Deze vervaltermijn geldt overigens niet voor vakantiedagen die boven het wettelijk aantal vakantiedagen uitkomen. Het wettelijk aantal vakantiedagen bedraagt vier maal het aantal overeengekomen arbeidsuren per week. Evenmin geldt de vervaltermijn wanneer de werknemer niet in staat was om tijdig vakantiedagen op te nemen. Bijvoorbeeld omdat een werknemer te ziek was om vakantiedagen op te nemen. Of wanneer de werkgever de werknemer niet in staat stelt om vakantie op te nemen. In deze gevallen vervallen de vakantiedagen pas na 5 jaar, na het jaar waarin ze zijn opgebouwd.
Op 6 november 2018 deed het Europese Hof van Justitie een belangrijke uitspraak over het verval van vakantiedagen. In deze zaak (Max-Planck/Tetsuji Shimizu) maakte een Duitse werknemer aanspraak op betaling van 51 vakantiedagen.

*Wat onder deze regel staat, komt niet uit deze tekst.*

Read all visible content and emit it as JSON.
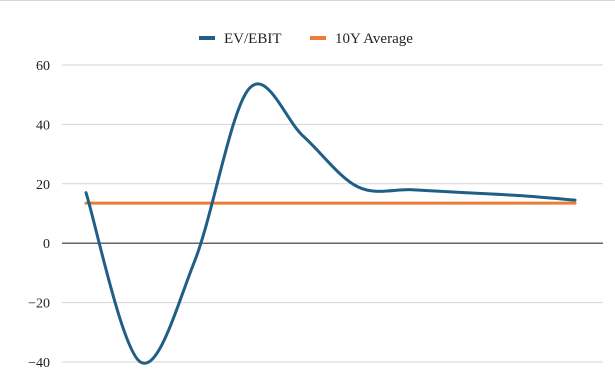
{
  "chart_data": {
    "type": "line",
    "title": "",
    "xlabel": "",
    "ylabel": "",
    "ylim": [
      -40,
      60
    ],
    "yticks": [
      60,
      40,
      20,
      0,
      -20,
      -40
    ],
    "y_tick_labels": [
      "60",
      "40",
      "20",
      "0",
      "−20",
      "−40"
    ],
    "grid": true,
    "legend_position": "top-center",
    "x": [
      0,
      1,
      2,
      3,
      4,
      5,
      6,
      7,
      8,
      9
    ],
    "series": [
      {
        "name": "EV/EBIT",
        "color": "#1f5f86",
        "values": [
          17,
          -40,
          -6,
          52,
          36,
          19,
          18,
          17,
          16,
          14.5
        ]
      },
      {
        "name": "10Y Average",
        "color": "#ee7c37",
        "values": [
          13.5,
          13.5,
          13.5,
          13.5,
          13.5,
          13.5,
          13.5,
          13.5,
          13.5,
          13.5
        ]
      }
    ]
  }
}
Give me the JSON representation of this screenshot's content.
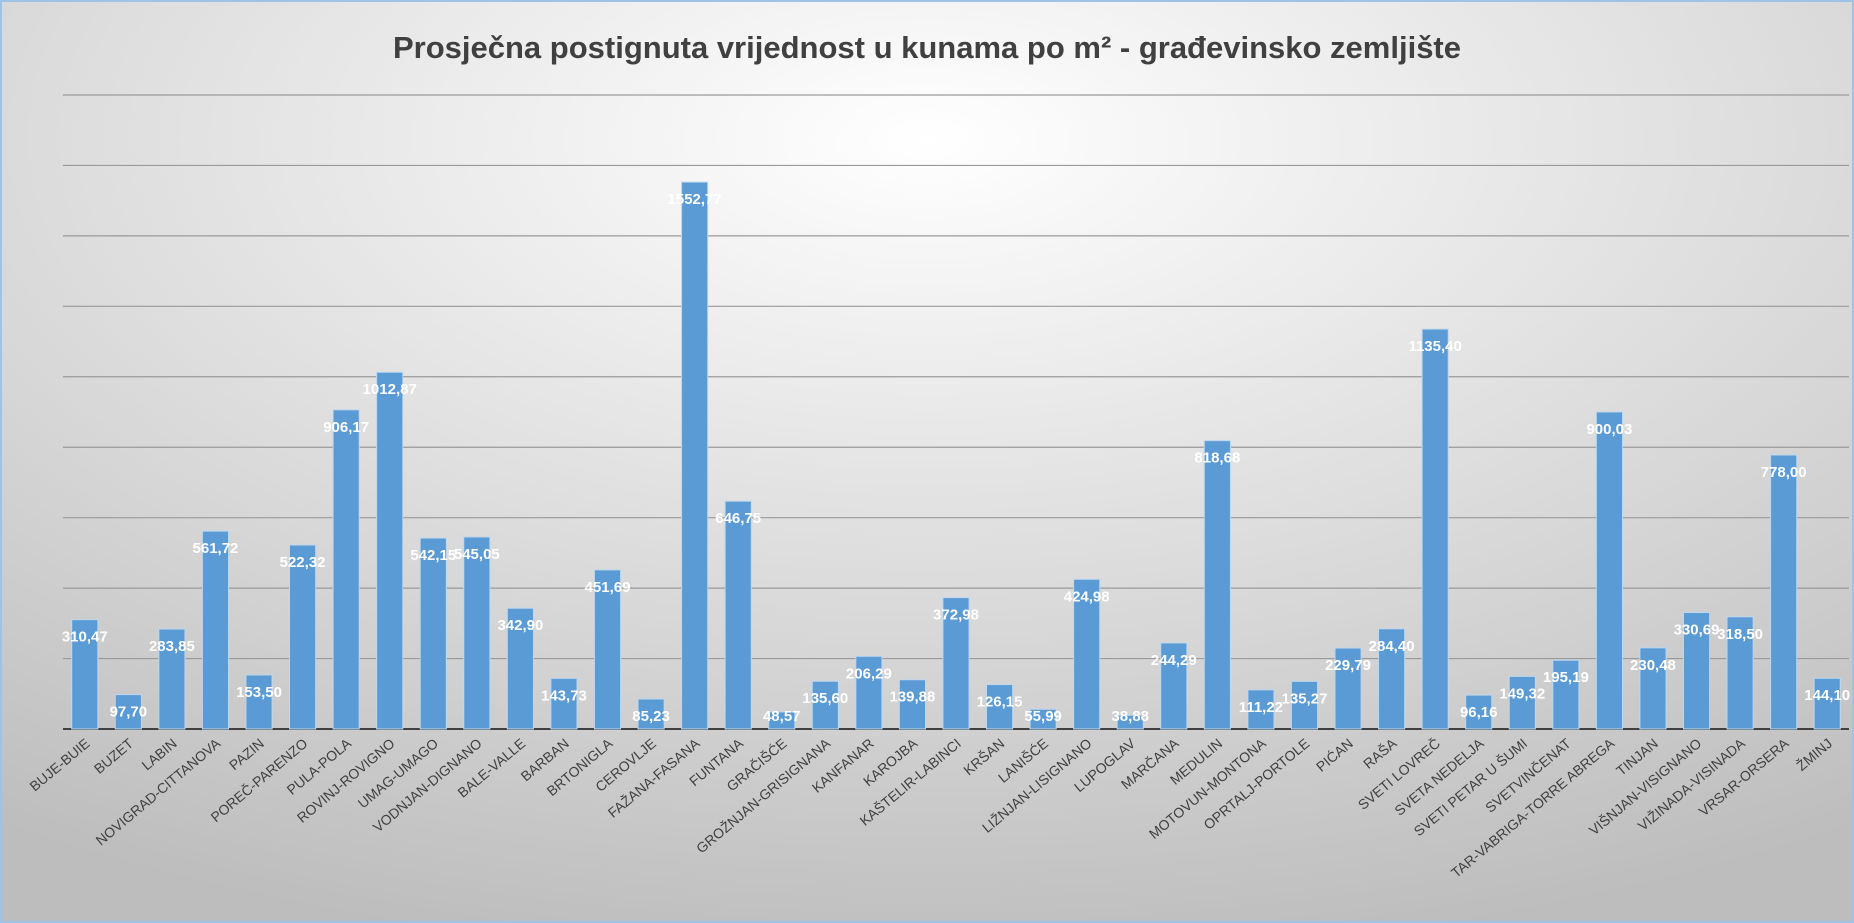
{
  "chart_data": {
    "type": "bar",
    "title": "Prosječna postignuta vrijednost u kunama po m² - građevinsko zemljište",
    "categories": [
      "BUJE-BUIE",
      "BUZET",
      "LABIN",
      "NOVIGRAD-CITTANOVA",
      "PAZIN",
      "POREČ-PARENZO",
      "PULA-POLA",
      "ROVINJ-ROVIGNO",
      "UMAG-UMAGO",
      "VODNJAN-DIGNANO",
      "BALE-VALLE",
      "BARBAN",
      "BRTONIGLA",
      "CEROVLJE",
      "FAŽANA-FASANA",
      "FUNTANA",
      "GRAČIŠĆE",
      "GROŽNJAN-GRISIGNANA",
      "KANFANAR",
      "KAROJBA",
      "KAŠTELIR-LABINCI",
      "KRŠAN",
      "LANIŠĆE",
      "LIŽNJAN-LISIGNANO",
      "LUPOGLAV",
      "MARČANA",
      "MEDULIN",
      "MOTOVUN-MONTONA",
      "OPRTALJ-PORTOLE",
      "PIĆAN",
      "RAŠA",
      "SVETI LOVREČ",
      "SVETA NEDELJA",
      "SVETI PETAR U ŠUMI",
      "SVETVINČENAT",
      "TAR-VABRIGA-TORRE ABREGA",
      "TINJAN",
      "VIŠNJAN-VISIGNANO",
      "VIŽINADA-VISINADA",
      "VRSAR-ORSERA",
      "ŽMINJ"
    ],
    "values": [
      310.47,
      97.7,
      283.85,
      561.72,
      153.5,
      522.32,
      906.17,
      1012.87,
      542.15,
      545.05,
      342.9,
      143.73,
      451.69,
      85.23,
      1552.77,
      646.75,
      48.57,
      135.6,
      206.29,
      139.88,
      372.98,
      126.15,
      55.99,
      424.98,
      38.88,
      244.29,
      818.68,
      111.22,
      135.27,
      229.79,
      284.4,
      1135.4,
      96.16,
      149.32,
      195.19,
      900.03,
      230.48,
      330.69,
      318.5,
      778.0,
      144.1
    ],
    "value_labels": [
      "310,47",
      "97,70",
      "283,85",
      "561,72",
      "153,50",
      "522,32",
      "906,17",
      "1012,87",
      "542,15",
      "545,05",
      "342,90",
      "143,73",
      "451,69",
      "85,23",
      "1552,77",
      "646,75",
      "48,57",
      "135,60",
      "206,29",
      "139,88",
      "372,98",
      "126,15",
      "55,99",
      "424,98",
      "38,88",
      "244,29",
      "818,68",
      "111,22",
      "135,27",
      "229,79",
      "284,40",
      "1135,40",
      "96,16",
      "149,32",
      "195,19",
      "900,03",
      "230,48",
      "330,69",
      "318,50",
      "778,00",
      "144,10"
    ],
    "color": "#5b9bd5",
    "ylim": [
      0,
      1800
    ],
    "yticks": [
      0,
      200,
      400,
      600,
      800,
      1000,
      1200,
      1400,
      1600,
      1800
    ],
    "grid": true
  }
}
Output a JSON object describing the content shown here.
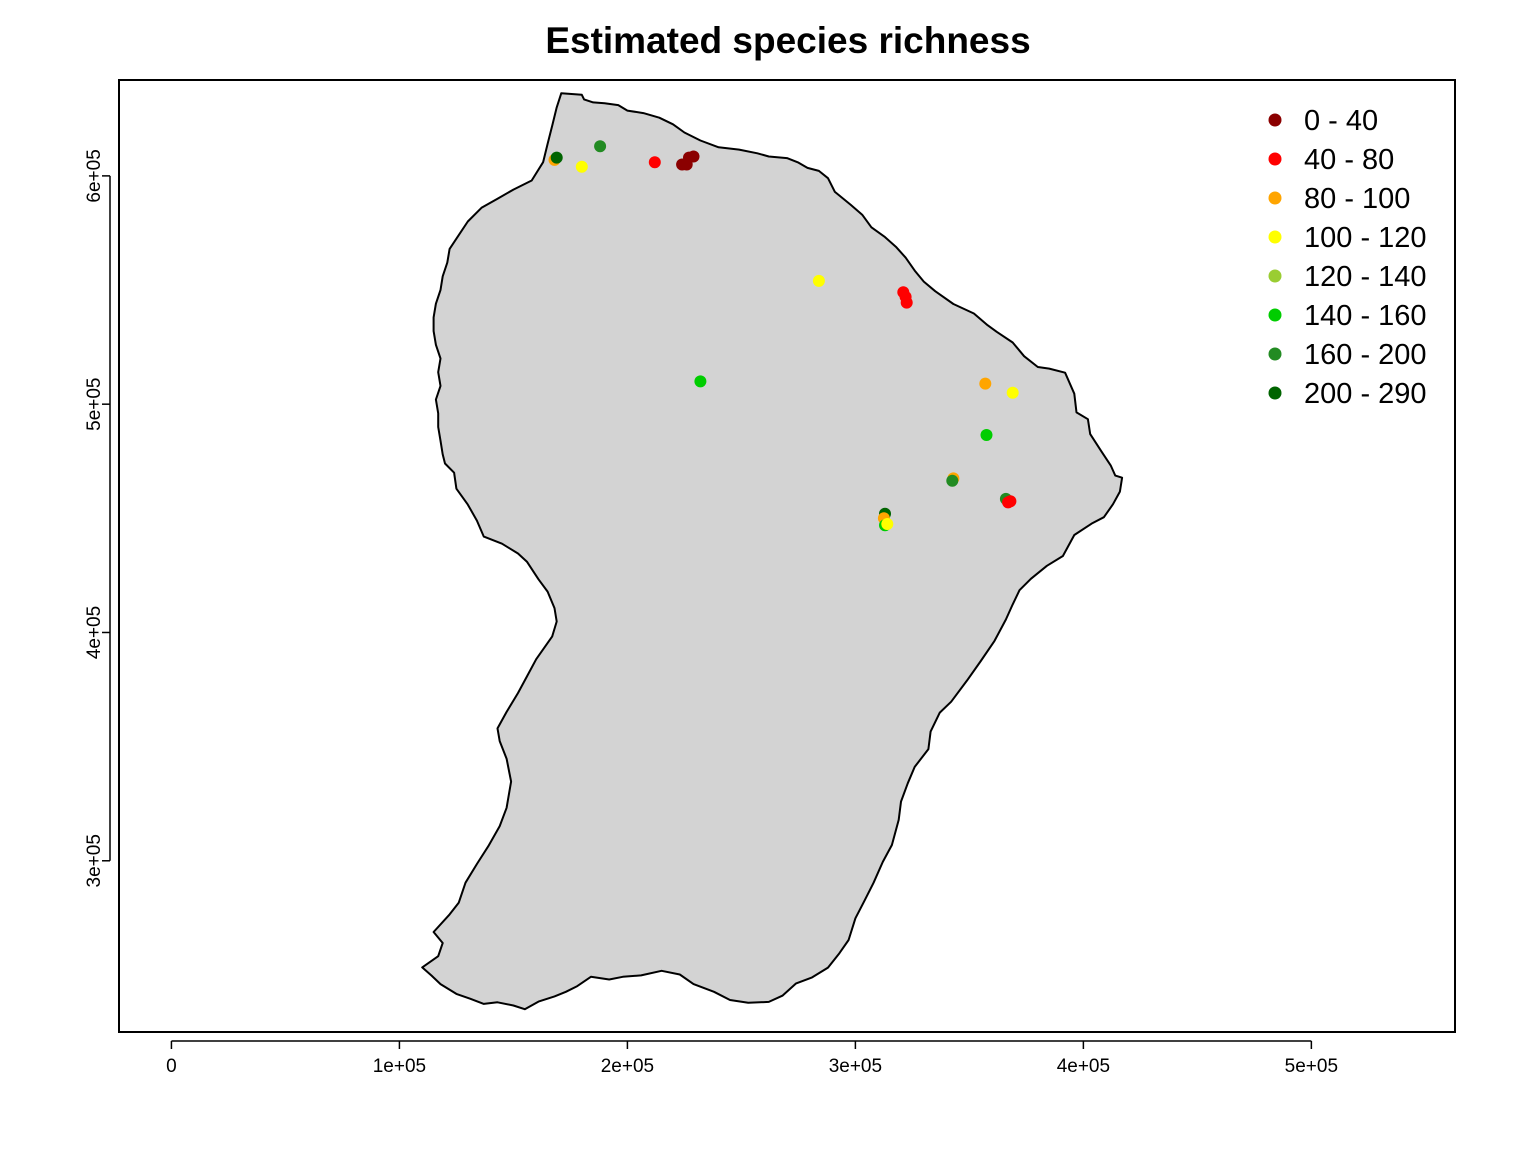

Dit deed de werknemer nadat zijn arbeidsovereenkomst op 31 december 2013 was geëindigd. De vakantiedagen waren opgebouwd in 2012 en 2013.
Volgens de Duitse wetgeving vervallen vakantiedagen aan het einde van het jaar waarin ze zijn opgebouwd. De werkgever stelde zich daarom op het standpunt dat zij niet (langer) gehouden was vakantiedagen uit te betalen.
De werknemer betoogde echter dat de werkgever deze vakantiedagen niet mocht laten vervallen. De werkgever had hem immers er niet tijdig op gewezen dat de vakantiedagen zouden komen te vervallen. Om die reden was hij niet in staat was geweest om de vakantiedagen tijdig op te nemen.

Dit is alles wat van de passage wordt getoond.